Recently, Taniguchi et al. examined 2,675 Japanese people aged 65-90 years prospectively and identified four distinct trajectory patterns (40). According to their report, 36.3% had very high functional capacity at the age of 65 and maintained higher functional capacity even after 85 years of age. In contrast, 6.1% had low functional capacity at the age of 65 already and kept losing their functional capacity year by year. The rest shared the same level of functional capacity at the age of 65 years; however, 40.1% maintained the level until 85 years of age and 17.4% saw a decrease. Their study implies that most of those who would be frail in the future may have been already determined at the age of 65. This is consistent with the findings of the Whitehall II study by Brunner et al. that health behaviors and biomedical risk factors measured at 50 years of age and above explained more than one-third of socioeconomic inequalities in frailty (41).

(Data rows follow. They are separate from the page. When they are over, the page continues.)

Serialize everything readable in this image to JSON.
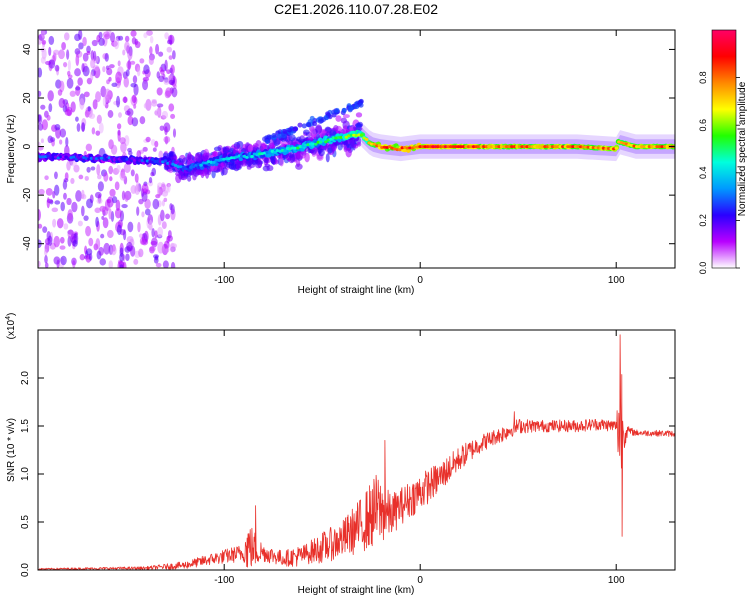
{
  "title": "C2E1.2026.110.07.28.E02",
  "chart_data": [
    {
      "type": "heatmap",
      "title": "C2E1.2026.110.07.28.E02",
      "xlabel": "Height of straight line (km)",
      "ylabel": "Frequency (Hz)",
      "xlim": [
        -195,
        130
      ],
      "ylim": [
        -50,
        48
      ],
      "xticks": [
        -100,
        0,
        100
      ],
      "xtick_labels": [
        "-100",
        "0",
        "100"
      ],
      "yticks": [
        -40,
        -20,
        0,
        20,
        40
      ],
      "ytick_labels": [
        "-40",
        "-20",
        "0",
        "20",
        "40"
      ],
      "ridge": {
        "description": "dominant frequency track",
        "x": [
          -195,
          -130,
          -120,
          -100,
          -80,
          -60,
          -40,
          -33,
          -30,
          -25,
          -20,
          -10,
          0,
          10,
          20,
          40,
          60,
          80,
          100,
          101,
          110,
          130
        ],
        "frequency": [
          -4,
          -6,
          -9,
          -5,
          -3,
          0,
          4,
          5,
          5,
          1,
          0,
          -1,
          0,
          0,
          0,
          0,
          0,
          0,
          -1,
          2,
          0,
          0
        ],
        "amplitude": [
          0.22,
          0.25,
          0.3,
          0.35,
          0.4,
          0.45,
          0.5,
          0.62,
          0.6,
          0.72,
          0.82,
          0.85,
          0.88,
          0.9,
          0.85,
          0.8,
          0.78,
          0.8,
          0.78,
          0.7,
          0.76,
          0.8
        ]
      },
      "colorbar": {
        "label": "Normalized spectral amplitude",
        "range": [
          0.0,
          1.0
        ],
        "ticks": [
          "0.0",
          "0.2",
          "0.4",
          "0.6",
          "0.8"
        ],
        "tick_values": [
          0.0,
          0.2,
          0.4,
          0.6,
          0.8
        ],
        "colormap": [
          "#ffffff",
          "#b800ff",
          "#2a00ff",
          "#0099ff",
          "#00ffdd",
          "#22ff00",
          "#ffff00",
          "#ff8800",
          "#ff0000",
          "#ff0066"
        ]
      }
    },
    {
      "type": "line",
      "xlabel": "Height of straight line (km)",
      "ylabel": "SNR (10 * v/v)",
      "y_multiplier_label": "(x10",
      "y_multiplier_exp": "4",
      "y_multiplier_close": ")",
      "xlim": [
        -195,
        130
      ],
      "ylim": [
        0,
        2.5
      ],
      "xticks": [
        -100,
        0,
        100
      ],
      "xtick_labels": [
        "-100",
        "0",
        "100"
      ],
      "yticks": [
        0.0,
        0.5,
        1.0,
        1.5,
        2.0
      ],
      "ytick_labels": [
        "0.0",
        "0.5",
        "1.0",
        "1.5",
        "2.0"
      ],
      "line_color": "#e8302a",
      "envelope_x": [
        -195,
        -140,
        -120,
        -105,
        -90,
        -88,
        -80,
        -70,
        -60,
        -50,
        -40,
        -30,
        -22,
        -15,
        -10,
        0,
        10,
        20,
        30,
        40,
        45,
        50,
        60,
        80,
        90,
        100,
        102,
        103,
        104,
        106,
        110,
        130
      ],
      "envelope_mean": [
        0.01,
        0.02,
        0.05,
        0.12,
        0.18,
        0.25,
        0.18,
        0.12,
        0.15,
        0.22,
        0.3,
        0.45,
        0.6,
        0.55,
        0.65,
        0.8,
        0.95,
        1.15,
        1.3,
        1.4,
        1.45,
        1.5,
        1.5,
        1.5,
        1.52,
        1.5,
        1.5,
        1.45,
        1.42,
        1.45,
        1.43,
        1.42
      ],
      "envelope_spread": [
        0.01,
        0.02,
        0.05,
        0.08,
        0.12,
        0.35,
        0.12,
        0.1,
        0.15,
        0.25,
        0.3,
        0.45,
        0.6,
        0.35,
        0.3,
        0.3,
        0.25,
        0.2,
        0.15,
        0.12,
        0.1,
        0.1,
        0.08,
        0.08,
        0.08,
        0.08,
        0.9,
        1.1,
        0.2,
        0.06,
        0.04,
        0.04
      ],
      "peaks": [
        {
          "x": -84,
          "y": 0.67
        },
        {
          "x": -18,
          "y": 1.35
        },
        {
          "x": 48,
          "y": 1.65
        },
        {
          "x": 102,
          "y": 2.45
        },
        {
          "x": 103,
          "y": 0.35
        }
      ]
    }
  ]
}
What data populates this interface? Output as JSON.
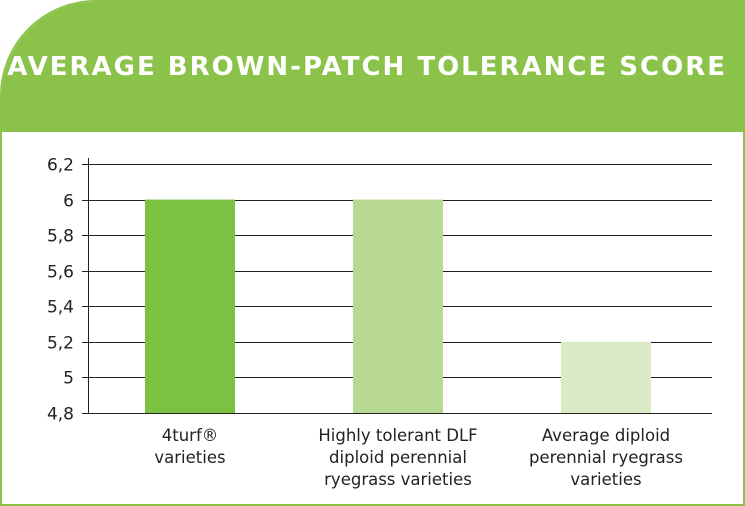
{
  "chart_data": {
    "type": "bar",
    "title": "AVERAGE BROWN-PATCH TOLERANCE SCORE",
    "categories": [
      "4turf® varieties",
      "Highly tolerant DLF diploid perennial ryegrass varieties",
      "Average diploid perennial ryegrass varieties"
    ],
    "category_lines": [
      [
        "4turf®",
        "varieties"
      ],
      [
        "Highly tolerant DLF",
        "diploid perennial",
        "ryegrass varieties"
      ],
      [
        "Average diploid",
        "perennial ryegrass",
        "varieties"
      ]
    ],
    "values": [
      6.0,
      6.0,
      5.2
    ],
    "bar_colors": [
      "#7dc142",
      "#b7d994",
      "#dbebc8"
    ],
    "ylim": [
      4.8,
      6.2
    ],
    "yticks": [
      "4,8",
      "5",
      "5,2",
      "5,4",
      "5,6",
      "5,8",
      "6",
      "6,2"
    ],
    "grid": true,
    "xlabel": "",
    "ylabel": ""
  },
  "colors": {
    "header": "#8bc34a",
    "grid": "#222222"
  }
}
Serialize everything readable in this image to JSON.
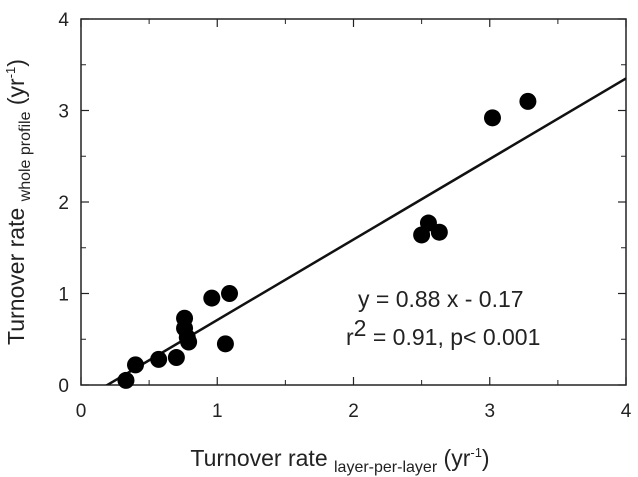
{
  "chart_data": {
    "type": "scatter",
    "xlabel": [
      "Turnover rate ",
      "layer-per-layer",
      " (yr",
      "-1",
      ")"
    ],
    "ylabel": [
      "Turnover rate ",
      "whole profile",
      " (yr",
      "-1",
      ")"
    ],
    "series": [
      {
        "color": "#000000",
        "x": [
          0.33,
          0.4,
          0.57,
          0.7,
          0.76,
          0.76,
          0.78,
          0.79,
          0.96,
          1.09,
          1.06,
          2.5,
          2.55,
          2.63,
          3.02,
          3.28
        ],
        "values": [
          0.05,
          0.22,
          0.28,
          0.3,
          0.73,
          0.62,
          0.52,
          0.47,
          0.95,
          1.0,
          0.45,
          1.64,
          1.77,
          1.67,
          2.92,
          3.1
        ]
      }
    ],
    "fit": {
      "slope": 0.88,
      "intercept": -0.17
    },
    "annotations": [
      [
        "y = 0.88 x - 0.17"
      ],
      [
        "r",
        "2",
        " = 0.91, p< 0.001"
      ]
    ],
    "xlim": [
      0,
      4
    ],
    "ylim": [
      0,
      4
    ],
    "xticks": [
      0,
      1,
      2,
      3,
      4
    ],
    "yticks": [
      0,
      1,
      2,
      3,
      4
    ]
  }
}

It is essential to detect frail individual among older persons to provide them with the necessary support. It is also important to intervene with middle-aged people to limit future frailty. More life course studies are needed to clarify the modifiable risk factors concerning frailty.

Conclusion

There is an urgent need to establish an effective frailty prevention strategy for use during the COVID-19 pandemic. A newly developed 15-item questionnaire and home-based physical exercise programs are expected to promote frailty management in Japan. Life course approaches are also needed to clarify the midlife risk for frailty development in later life.

Acknowledgements

We thank Dr. Noriko Cable for valuable advice on the description about "Kayoi-no-ba" and Dr. Mikako Yasuoka for drawing the figure.

Funding:

This work was supported by the Health and Labour Sciences Research Grants (number 20AA2006), JSPS KAKENHI Grant (number JP20H03954), the Research Funding for Longevity Sciences from National Center for Geriatrics and Gerontology, Japan (19- 51), and the Japan Health Research Promotion Bureau Research Fund (2020-B-09).

Conflict of Interest

The authors have no conflicts of interest to disclose.